Andy Kaufman was bold enough to ask, “What’s real? What’s not?” yet shy enough to leave the query unanswered. Beyond rhetoric, one might add to that equation, “Who’s real? Who’s not?” As Louise Norton inquired of the equally enigmatic Duchamp: “Is he serious? Or is he joking? Perhaps he is both.” [Perhaps he is.] The faker faking out the fakir within.
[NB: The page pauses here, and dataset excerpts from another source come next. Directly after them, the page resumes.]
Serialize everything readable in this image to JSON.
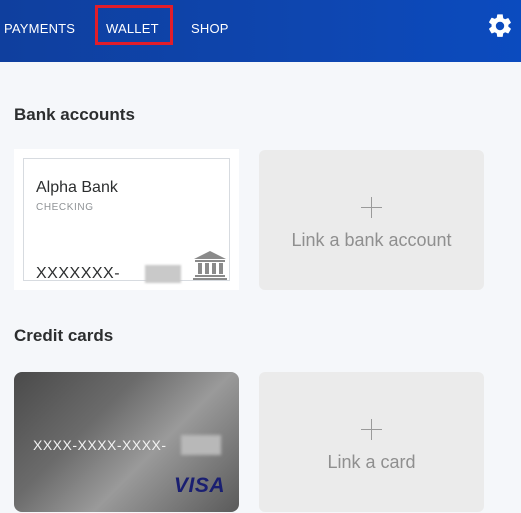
{
  "nav": {
    "items": [
      "PAYMENTS",
      "WALLET",
      "SHOP"
    ],
    "active": "WALLET",
    "highlight_color": "#e11d2a",
    "settings_icon": "gear-icon"
  },
  "sections": {
    "bank_accounts": "Bank accounts",
    "credit_cards": "Credit cards"
  },
  "bank_account": {
    "name": "Alpha Bank",
    "type": "CHECKING",
    "number": "XXXXXXX-",
    "icon": "bank-icon"
  },
  "link_bank": {
    "label": "Link a bank account",
    "icon": "plus-icon"
  },
  "credit_card": {
    "number": "XXXX-XXXX-XXXX-",
    "brand": "VISA"
  },
  "link_card": {
    "label": "Link a card",
    "icon": "plus-icon"
  },
  "colors": {
    "header_blue": "#0e46b0",
    "visa_blue": "#1a1f71",
    "text_dark": "#2c2e2f"
  }
}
It was [and is] Andy’s fun house. We’re all just warped reflections in his room full of cracked mirrors. And now, Andy has been [!] resurrected, but with a twist, of course: putting one [or more] over on the one show business stunt that’s never been pulled, not even by Houdini. [How can you raise the dead if they’ve never been lowered in the first place?] Dead or alive, wax or not, hoax or no hoax, Andy Kaufman’s introduced himself to a whole new generation of TV Babies. TiVo Babies, if you will. Whatever, whoever they are, they’re fortunate to have been infected with a particular strain of Kaufmanitus, one that’s as strong, and strange, as it was back when Andy was giving their parents the old neo-surrealist song and dance disease. [And that’s deadlier than any infection lung cancer can cough up]. The last major Cough Man wave seemed to embody the end-of-the-century/new-millennium zeitgeist. Following an additional 15 minutes of fame on the silver screen, thanks to Man on the Moon, a small neon Andy Kaufman [er, Jim Carrey-as-Andy Kaufman] life-death mask now hangs in the Comedy Store on Sunset Boulevard. But a huge, invisible Kaufman question mark hangs in the balance. Half a decade down the line, one wonders what Andy would think of America’s Bushwhacked House of Planet Hollywood Blues. [Or what he thinks of it.] It’s an infotainment nation and we’re all wearing remote control underwear. And in an increasingly “dumb and dumber” world, you can bet that Andy’s still got the brains. But is this still only a test?